While polls had shown voters growing weary of being asked repeatedly to “hold their noses” and vote for other parties to block the RN, they complied again on Sunday.

Nearly everywhere the RN found itself in a duel, it lost.

It lost in 90 out of 152 constituencies where it did battle with the left, in 105 out of 128 constituencies where it faced off against a centrist and 32 out of 39 constituencies where it duelled with the centre-right.

The RN, which campaigned on dramatically limiting immigration, restoring law and order and boosting purchasing power, did better in constituencies where three candidates were vying for a seat in the run-off.

It won 10 out of the 11 three-way races in which it was leading after the first-round.

– ‘Victory delayed’ –
The RN may derive solace from seeing nearly all of its outgoing 89 MPs re-elected.

Only eight of its incumbents lost their seats.
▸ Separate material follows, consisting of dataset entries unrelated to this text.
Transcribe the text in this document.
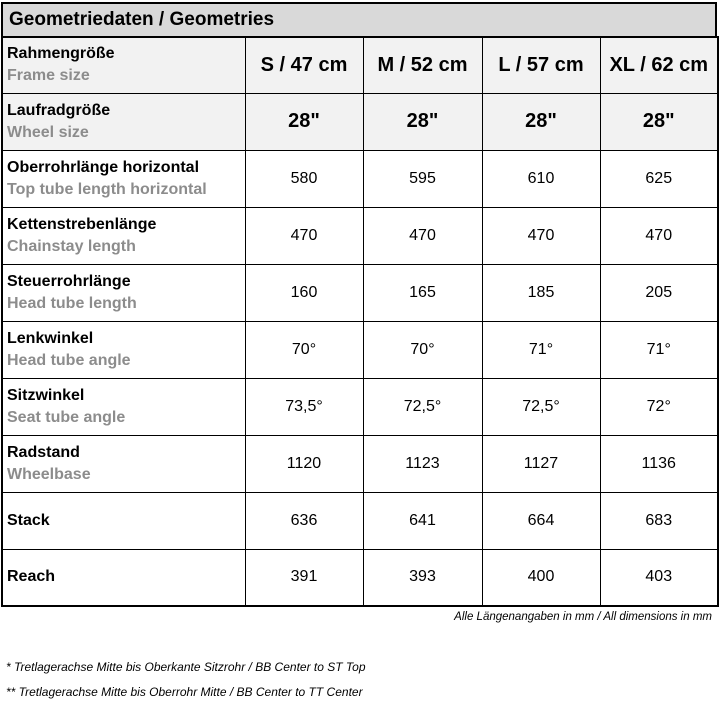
Geometriedaten / Geometries
Rahmengröße
Frame size	S / 47 cm	M / 52 cm	L / 57 cm	XL / 62 cm

Laufradgröße
Wheel size	28"	28"	28"	28"

Oberrohrlänge horizontal
Top tube length horizontal	580	595	610	625

Kettenstrebenlänge
Chainstay length	470	470	470	470

Steuerrohrlänge
Head tube length	160	165	185	205

Lenkwinkel
Head tube angle	70°	70°	71°	71°

Sitzwinkel
Seat tube angle	73,5°	72,5°	72,5°	72°

Radstand
Wheelbase	1120	1123	1127	1136

Stack	636	641	664	683

Reach	391	393	400	403
Alle Längenangaben in mm / All dimensions in mm
* Tretlagerachse Mitte bis Oberkante Sitzrohr / BB Center to ST Top
** Tretlagerachse Mitte bis Oberrohr Mitte / BB Center to TT Center
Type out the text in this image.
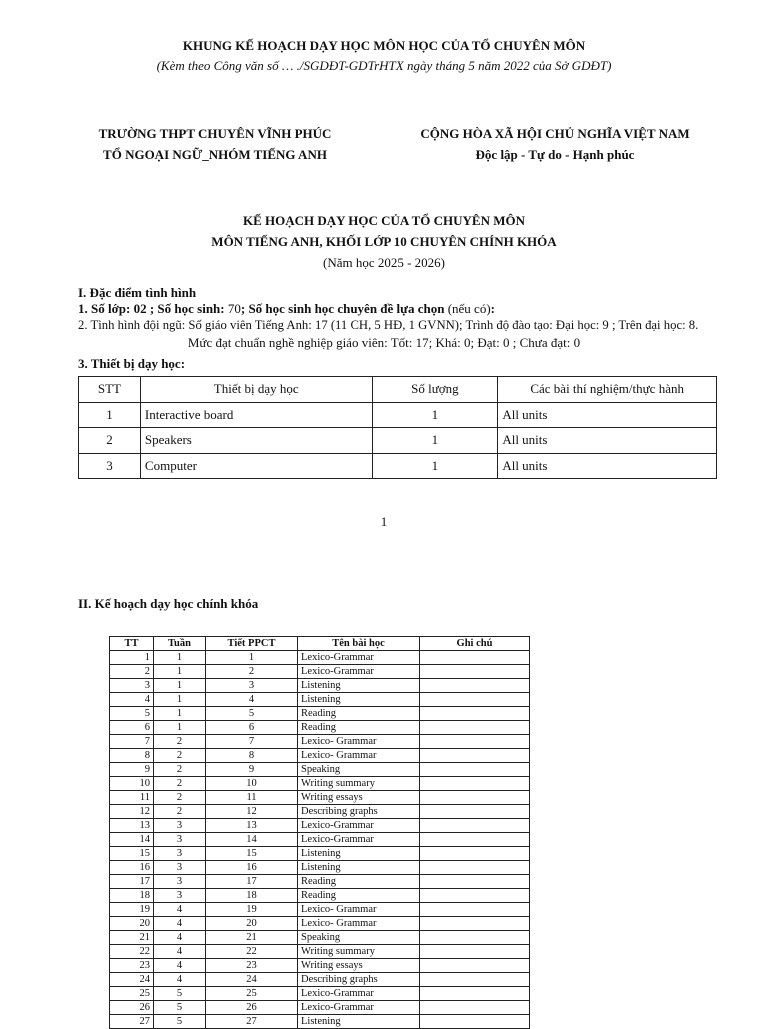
KHUNG KẾ HOẠCH DẠY HỌC MÔN HỌC CỦA TỔ CHUYÊN MÔN
(Kèm theo Công văn số … ./SGDĐT-GDTrHTX ngày tháng 5 năm 2022 của Sở GDĐT)
TRƯỜNG THPT CHUYÊN VĨNH PHÚC
TỔ NGOẠI NGỮ_NHÓM TIẾNG ANH
CỘNG HÒA XÃ HỘI CHỦ NGHĨA VIỆT NAM
Độc lập - Tự do - Hạnh phúc
KẾ HOẠCH DẠY HỌC CỦA TỔ CHUYÊN MÔN
MÔN TIẾNG ANH, KHỐI LỚP 10 CHUYÊN CHÍNH KHÓA
(Năm học 2025 - 2026)
I. Đặc điểm tình hình
1. Số lớp: 02 ; Số học sinh: 70; Số học sinh học chuyên đề lựa chọn (nếu có):
2. Tình hình đội ngũ: Số giáo viên Tiếng Anh: 17 (11 CH, 5 HĐ, 1 GVNN); Trình độ đào tạo: Đại học: 9 ; Trên đại học: 8.
Mức đạt chuẩn nghề nghiệp giáo viên: Tốt: 17; Khá: 0; Đạt: 0 ; Chưa đạt: 0
3. Thiết bị dạy học:
STT	Thiết bị dạy học	Số lượng	Các bài thí nghiệm/thực hành
1	Interactive board	1	All units
2	Speakers	1	All units
3	Computer	1	All units
1
II. Kế hoạch dạy học chính khóa
TT	Tuần	Tiết PPCT	Tên bài học	Ghi chú
1	1	1	Lexico-Grammar	
2	1	2	Lexico-Grammar	
3	1	3	Listening	
4	1	4	Listening	
5	1	5	Reading	
6	1	6	Reading	
7	2	7	Lexico- Grammar	
8	2	8	Lexico- Grammar	
9	2	9	Speaking	
10	2	10	Writing summary	
11	2	11	Writing essays	
12	2	12	Describing graphs	
13	3	13	Lexico-Grammar	
14	3	14	Lexico-Grammar	
15	3	15	Listening	
16	3	16	Listening	
17	3	17	Reading	
18	3	18	Reading	
19	4	19	Lexico- Grammar	
20	4	20	Lexico- Grammar	
21	4	21	Speaking	
22	4	22	Writing summary	
23	4	23	Writing essays	
24	4	24	Describing graphs	
25	5	25	Lexico-Grammar	
26	5	26	Lexico-Grammar	
27	5	27	Listening	
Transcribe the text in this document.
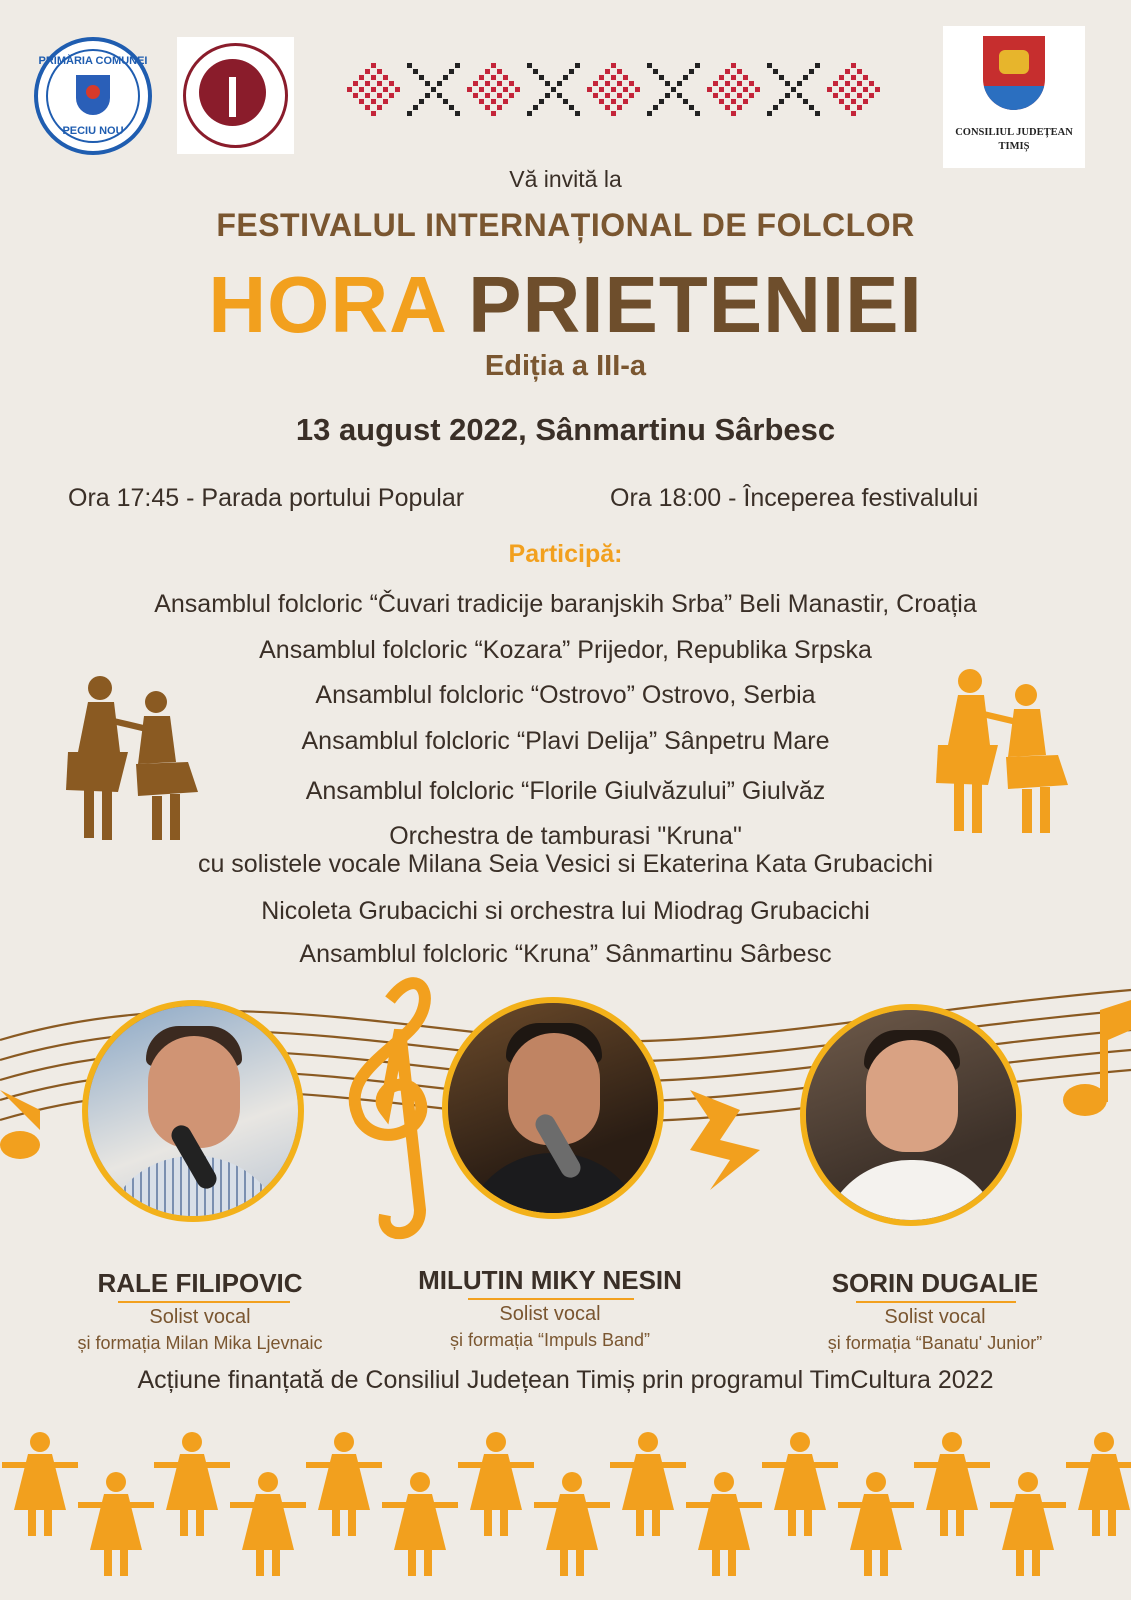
PRIMĂRIA COMUNEI
PECIU NOU	CONSILIUL JUDEȚEAN
TIMIȘ
Vă invită la
FESTIVALUL INTERNAȚIONAL DE FOLCLOR
HORA PRIETENIEI
Ediția a III-a
13 august 2022, Sânmartinu Sârbesc
Ora 17:45 - Parada portului Popular	Ora 18:00 - Începerea festivalului
Participă:
Ansamblul folcloric “Čuvari tradicije baranjskih Srba” Beli Manastir, Croația
Ansamblul folcloric “Kozara” Prijedor, Republika Srpska
Ansamblul folcloric “Ostrovo” Ostrovo, Serbia
Ansamblul folcloric “Plavi Delija” Sânpetru Mare
Ansamblul folcloric “Florile Giulvăzului” Giulvăz
Orchestra de tamburasi "Kruna"
cu solistele vocale Milana Seia Vesici si Ekaterina Kata Grubacichi
Nicoleta Grubacichi si orchestra lui Miodrag Grubacichi
Ansamblul folcloric “Kruna” Sânmartinu Sârbesc
RALE FILIPOVIC
Solist vocal
și formația Milan Mika Ljevnaic
MILUTIN MIKY NESIN
Solist vocal
și formația “Impuls Band”
SORIN DUGALIE
Solist vocal
și formația “Banatu' Junior”
Acțiune finanțată de Consiliul Județean Timiș prin programul TimCultura 2022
By contrast, Macron’s camp shed nearly 100 seats, down from 250 seats in the outgoing assembly to 159 seats.

Thirty-three RN lawmakers won re-election in the first round, with another 48 securing their seat in the run-off.

The final tally of 142 seats for the RN and its allies is a dramatic increase on the eight seats it had going into the last election in 2022.

Le Pen, who wants to launch a fourth bid for the presidency in 2027, hailed the “rising tide” of support.

“It did not rise high enough this time, but it continues to rise and, consequently, our victory has only been delayed,” she declared.